Brett Swenson

No. 2
- Position: Placekicker

Personal information
- Born: February 10, 1988 (age 38) West Islip, New York, U.S.
- Listed height: 5 ft 8 in (1.73 m)
- Listed weight: 173 lb (78 kg)

Career information
- High school: Fort Lauderdale (FL) Aquinas
- College: Michigan State
- NFL draft: 2010: undrafted

Career history
- Indianapolis Colts (2010)*;
- * Offseason or practice squad member only

Awards and highlights
- First-team Freshman All-American (2006); First-team All-Big Ten (2009); Second-team All-Big Ten (2008);
- Stats at Pro Football Reference

= Brett Swenson =

American football player (born 1988)

Brett Swenson (born February 10, 1988) is an American former college football player who was a placekicker for the Michigan State Spartans. He was signed by the Indianapolis Colts of the National Football League (NFL) as an undrafted free agent in 2010.

==Early life==
Brett Swenson was born on February 10, 1988, in West Islip, New York to parents Gary and Celia Swenson. He grew up in Pompano Beach, Florida, and attended Cardinal Gibbons High School in Fort Lauderdale, Florida, for his first three years, where he was a two-year starter in football. As a junior, he recorded a total of 44 points. Swenson made good nine of 11 field goal attempts, including three of 40-yards or longer and a career-best of 49 yards, 17 of 18 extra point attempts, and 19 kickoffs that resulted in touchbacks. That season, he was named a Miami Herald first-team All-Broward County player and a Florida Sports Writers Association (FSWA) Class 3A second-team all-state player.

For his senior year in 2005, Swenson attended St. Thomas Aquinas High School. He recorded a total of 81 points and made seven of 11 field goal and 60 of 61 extra point attempts. He also executed 57 kickoffs for touchbacks. He was named a FSWA Class 5A second-team all-state and South Florida Sun-Sentinel first-team all-county player.
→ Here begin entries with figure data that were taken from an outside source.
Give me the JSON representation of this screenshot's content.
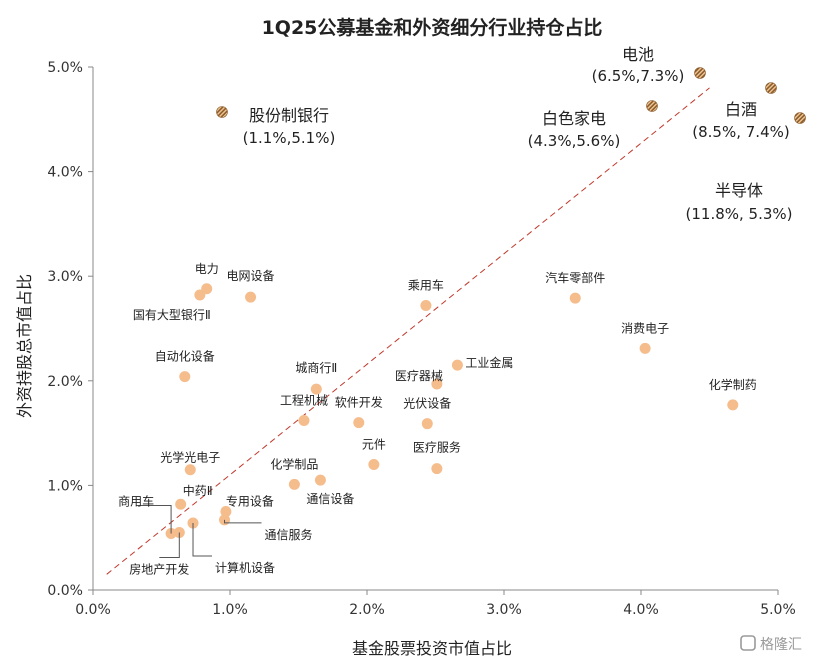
{
  "chart_data": {
    "type": "scatter",
    "title": "1Q25公募基金和外资细分行业持仓占比",
    "xlabel": "基金股票投资市值占比",
    "ylabel": "外资持股总市值占比",
    "xlim": [
      0,
      5
    ],
    "ylim": [
      0,
      5
    ],
    "x_ticks": [
      "0.0%",
      "1.0%",
      "2.0%",
      "3.0%",
      "4.0%",
      "5.0%"
    ],
    "y_ticks": [
      "0.0%",
      "1.0%",
      "2.0%",
      "3.0%",
      "4.0%",
      "5.0%"
    ],
    "reference_line": {
      "from": [
        0.1,
        0.15
      ],
      "to": [
        4.5,
        4.8
      ],
      "style": "dashed"
    },
    "colors": {
      "point": "#f5bc8c",
      "outlier": "#8b5a2b",
      "outlier_stripe": "#f0c896",
      "ref_line": "#c0392b"
    },
    "points": [
      {
        "name": "电力",
        "x": 0.83,
        "y": 2.88
      },
      {
        "name": "国有大型银行Ⅱ",
        "x": 0.78,
        "y": 2.82
      },
      {
        "name": "电网设备",
        "x": 1.15,
        "y": 2.8
      },
      {
        "name": "乘用车",
        "x": 2.43,
        "y": 2.72
      },
      {
        "name": "汽车零部件",
        "x": 3.52,
        "y": 2.79
      },
      {
        "name": "消费电子",
        "x": 4.03,
        "y": 2.31
      },
      {
        "name": "自动化设备",
        "x": 0.67,
        "y": 2.04
      },
      {
        "name": "城商行Ⅱ",
        "x": 1.63,
        "y": 1.92
      },
      {
        "name": "医疗器械",
        "x": 2.51,
        "y": 1.97
      },
      {
        "name": "工业金属",
        "x": 2.66,
        "y": 2.15
      },
      {
        "name": "化学制药",
        "x": 4.67,
        "y": 1.77
      },
      {
        "name": "工程机械",
        "x": 1.54,
        "y": 1.62
      },
      {
        "name": "软件开发",
        "x": 1.94,
        "y": 1.6
      },
      {
        "name": "光伏设备",
        "x": 2.44,
        "y": 1.59
      },
      {
        "name": "元件",
        "x": 2.05,
        "y": 1.2
      },
      {
        "name": "医疗服务",
        "x": 2.51,
        "y": 1.16
      },
      {
        "name": "光学光电子",
        "x": 0.71,
        "y": 1.15
      },
      {
        "name": "化学制品",
        "x": 1.47,
        "y": 1.01
      },
      {
        "name": "通信设备",
        "x": 1.66,
        "y": 1.05
      },
      {
        "name": "中药Ⅱ",
        "x": 0.64,
        "y": 0.82
      },
      {
        "name": "专用设备",
        "x": 0.97,
        "y": 0.75
      },
      {
        "name": "商用车",
        "x": 0.57,
        "y": 0.54
      },
      {
        "name": "通信服务",
        "x": 0.96,
        "y": 0.67
      },
      {
        "name": "房地产开发",
        "x": 0.63,
        "y": 0.55
      },
      {
        "name": "计算机设备",
        "x": 0.73,
        "y": 0.64
      }
    ],
    "offscale_points": [
      {
        "name": "股份制银行",
        "value_label": "(1.1%,5.1%)"
      },
      {
        "name": "电池",
        "value_label": "(6.5%,7.3%)"
      },
      {
        "name": "白色家电",
        "value_label": "(4.3%,5.6%)"
      },
      {
        "name": "白酒",
        "value_label": "(8.5%, 7.4%)"
      },
      {
        "name": "半导体",
        "value_label": "(11.8%, 5.3%)"
      }
    ]
  },
  "watermark": "格隆汇"
}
Both Scout.com and Rivals.com rated him the fourth-ranked placekicker in the nation.

Swenson was a member of the National Honor Society.

==College career==
Swenson enrolled at Michigan State University where he majored in criminal justice. As a freshman in 2006, he led the team in scoring with 78 points. He made 15 of 19 field goal and all 33 extra point attempts. Swenson tied for third in the Big Ten Conference with 1.25 field goals per game and 0.789 field goal percentage. He was honored as a Lou Groza Star of the Week for a 28-yard go-ahead field goal against Northwestern with 13 seconds remaining, which capped the greatest comeback in NCAA history. He was named a Football Writers Association of America (FWAA), The Sporting News, College Football News, and Rivals.com first-team freshman All-American. Swenson was also named an honorable mention All-Big Ten player by both the media and coaches.
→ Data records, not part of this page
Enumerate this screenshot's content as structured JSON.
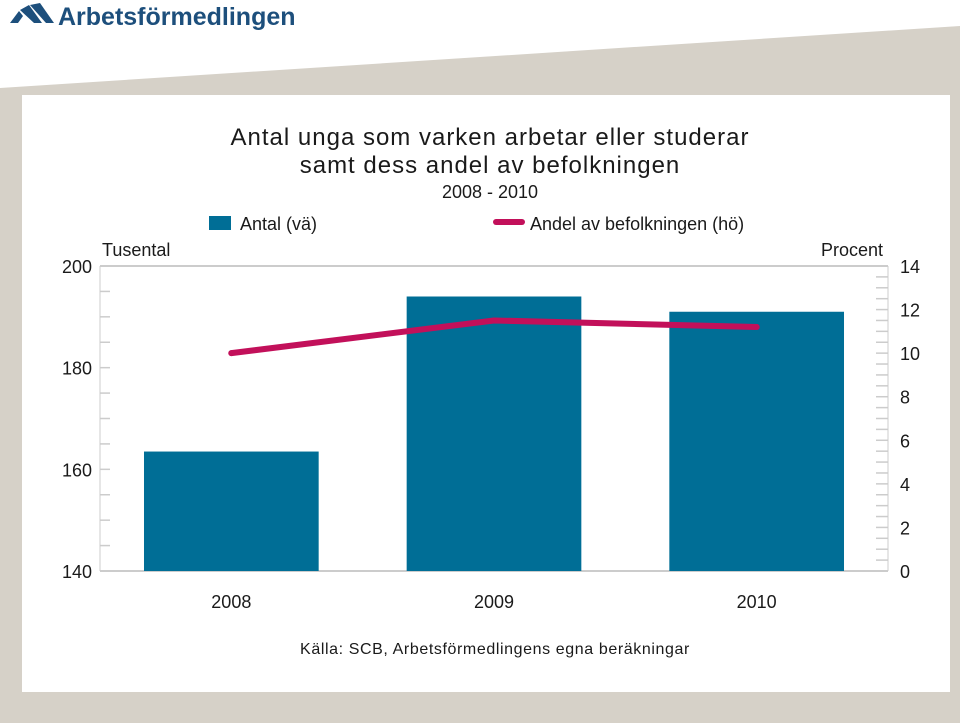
{
  "brand": {
    "name": "Arbetsförmedlingen",
    "color": "#1d4f7c",
    "frame_color": "#d6d1c8"
  },
  "chart_data": {
    "type": "bar",
    "title": "Antal unga som varken arbetar eller studerar",
    "subtitle": "samt dess andel av befolkningen",
    "period": "2008 - 2010",
    "categories": [
      "2008",
      "2009",
      "2010"
    ],
    "series": [
      {
        "name": "Antal (vä)",
        "type": "bar",
        "axis": "left",
        "values": [
          163.5,
          194,
          191
        ],
        "color": "#006e96"
      },
      {
        "name": "Andel av befolkningen (hö)",
        "type": "line",
        "axis": "right",
        "values": [
          10.0,
          11.5,
          11.2
        ],
        "color": "#c2105a"
      }
    ],
    "left_axis": {
      "label": "Tusental",
      "ylim": [
        140,
        200
      ],
      "ticks": [
        "140",
        "160",
        "180",
        "200"
      ],
      "minor_step": 5
    },
    "right_axis": {
      "label": "Procent",
      "ylim": [
        0,
        14
      ],
      "ticks": [
        "0",
        "2",
        "4",
        "6",
        "8",
        "10",
        "12",
        "14"
      ],
      "minor_step": 0.5
    },
    "grid": false,
    "legend": "top",
    "source": "Källa: SCB, Arbetsförmedlingens egna beräkningar"
  }
}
In 2007, he finished second on the team in scoring with 98 points, behind school record-setting running back Jehuu Caulcrick. Swenson made 15 of 22 field goal and 53 of 54 extra points attempts. He set the school single-season record for extra points, besting Morten Andersen's previous record of 52 in 1978. Swenson finished the season as the tenth-leading scorer in the Big Ten.
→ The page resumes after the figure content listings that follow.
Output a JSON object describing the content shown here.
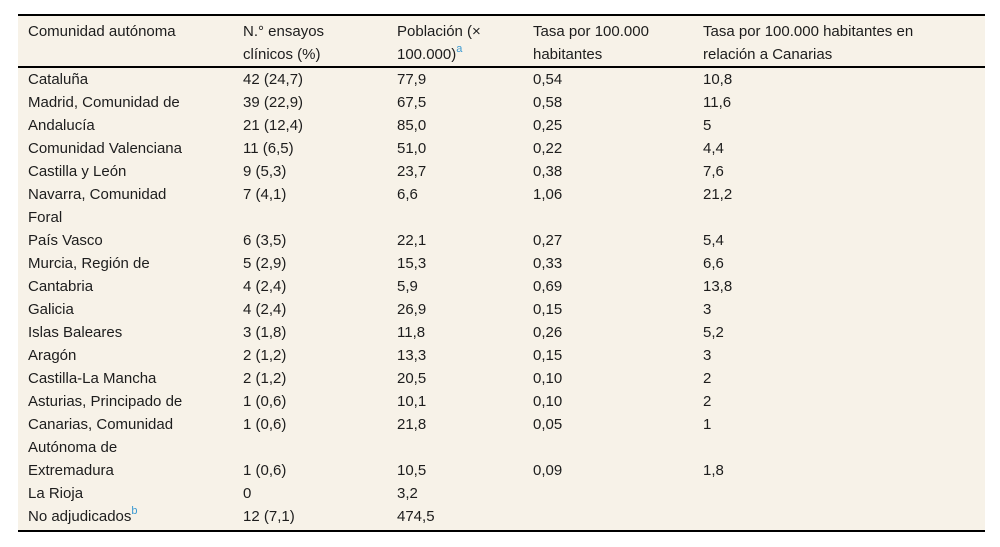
{
  "colors": {
    "table_background": "#f7f2e8",
    "rule": "#000000",
    "text": "#1d1d1d",
    "footnote_accent": "#3d9ad1"
  },
  "table": {
    "columns": [
      {
        "label": "Comunidad autónoma",
        "sup": ""
      },
      {
        "label": "N.° ensayos clínicos (%)",
        "sup": ""
      },
      {
        "label": "Población (× 100.000)",
        "sup": "a"
      },
      {
        "label": "Tasa por 100.000 habitantes",
        "sup": ""
      },
      {
        "label": "Tasa por 100.000 habitantes en relación a Canarias",
        "sup": ""
      }
    ],
    "rows": [
      {
        "name": "Cataluña",
        "sup": "",
        "trials": "42 (24,7)",
        "population": "77,9",
        "rate": "0,54",
        "rate_vs_canarias": "10,8"
      },
      {
        "name": "Madrid, Comunidad de",
        "sup": "",
        "trials": "39 (22,9)",
        "population": "67,5",
        "rate": "0,58",
        "rate_vs_canarias": "11,6"
      },
      {
        "name": "Andalucía",
        "sup": "",
        "trials": "21 (12,4)",
        "population": "85,0",
        "rate": "0,25",
        "rate_vs_canarias": "5"
      },
      {
        "name": "Comunidad Valenciana",
        "sup": "",
        "trials": "11 (6,5)",
        "population": "51,0",
        "rate": "0,22",
        "rate_vs_canarias": "4,4"
      },
      {
        "name": "Castilla y León",
        "sup": "",
        "trials": "9 (5,3)",
        "population": "23,7",
        "rate": "0,38",
        "rate_vs_canarias": "7,6"
      },
      {
        "name": "Navarra, Comunidad Foral",
        "sup": "",
        "trials": "7 (4,1)",
        "population": "6,6",
        "rate": "1,06",
        "rate_vs_canarias": "21,2"
      },
      {
        "name": "País Vasco",
        "sup": "",
        "trials": "6 (3,5)",
        "population": "22,1",
        "rate": "0,27",
        "rate_vs_canarias": "5,4"
      },
      {
        "name": "Murcia, Región de",
        "sup": "",
        "trials": "5 (2,9)",
        "population": "15,3",
        "rate": "0,33",
        "rate_vs_canarias": "6,6"
      },
      {
        "name": "Cantabria",
        "sup": "",
        "trials": "4 (2,4)",
        "population": "5,9",
        "rate": "0,69",
        "rate_vs_canarias": "13,8"
      },
      {
        "name": "Galicia",
        "sup": "",
        "trials": "4 (2,4)",
        "population": "26,9",
        "rate": "0,15",
        "rate_vs_canarias": "3"
      },
      {
        "name": "Islas Baleares",
        "sup": "",
        "trials": "3 (1,8)",
        "population": "11,8",
        "rate": "0,26",
        "rate_vs_canarias": "5,2"
      },
      {
        "name": "Aragón",
        "sup": "",
        "trials": "2 (1,2)",
        "population": "13,3",
        "rate": "0,15",
        "rate_vs_canarias": "3"
      },
      {
        "name": "Castilla-La Mancha",
        "sup": "",
        "trials": "2 (1,2)",
        "population": "20,5",
        "rate": "0,10",
        "rate_vs_canarias": "2"
      },
      {
        "name": "Asturias, Principado de",
        "sup": "",
        "trials": "1 (0,6)",
        "population": "10,1",
        "rate": "0,10",
        "rate_vs_canarias": "2"
      },
      {
        "name": "Canarias, Comunidad Autónoma de",
        "sup": "",
        "trials": "1 (0,6)",
        "population": "21,8",
        "rate": "0,05",
        "rate_vs_canarias": "1"
      },
      {
        "name": "Extremadura",
        "sup": "",
        "trials": "1 (0,6)",
        "population": "10,5",
        "rate": "0,09",
        "rate_vs_canarias": "1,8"
      },
      {
        "name": "La Rioja",
        "sup": "",
        "trials": "0",
        "population": "3,2",
        "rate": "",
        "rate_vs_canarias": ""
      },
      {
        "name": "No adjudicados",
        "sup": "b",
        "trials": "12 (7,1)",
        "population": "474,5",
        "rate": "",
        "rate_vs_canarias": ""
      }
    ]
  }
}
In 2008, he compiled 100 points on 22 of 28 field goal and all 34 extra point attempts. Against Indiana, he was named a Lou Groza Star of the Week for a career-high 16 points, career-high four field goals, and career-long 48-yard field goal. Due in part to a missing all three field goal attempts against Michigan, Swenson was not selected as one of the twenty Lou Groza Award semifinalists, which Michigan State associate athletic director for communications John Lewandowski called "remarkably disappointing". The following game, he was named the Big Ten Special Teams Player of the Week for his performance against Wisconsin. He made all four field goal attempts including a game-winning 44-yard kick with seven seconds remaining to put the Spartans ahead 25–24. Swenson was named to the All-Big Ten second-team by both the media and coaches.

In 2009, Swenson was named Team MVP for his role in several games, including a high-scoring victory over Purdue. He participated in the 2010 Senior Bowl. As of January 2010, CBS Sports affiliate The NFL Draft Scout considered him the number-one placekicker prospect for the 2010 NFL draft and projects him being selected in the sixth or seventh round.

==Professional career==

===Indianapolis Colts===
Despite being predicted as a number one kicker, Swenson was not selected in the 2010 NFL draft (not a single kicker was drafted). Afterwards on April 24, 2010, Swenson signed as an undrafted free agent with the Indianapolis Colts. He was placed on injured reserve, and was eventually released on July 28, 2011.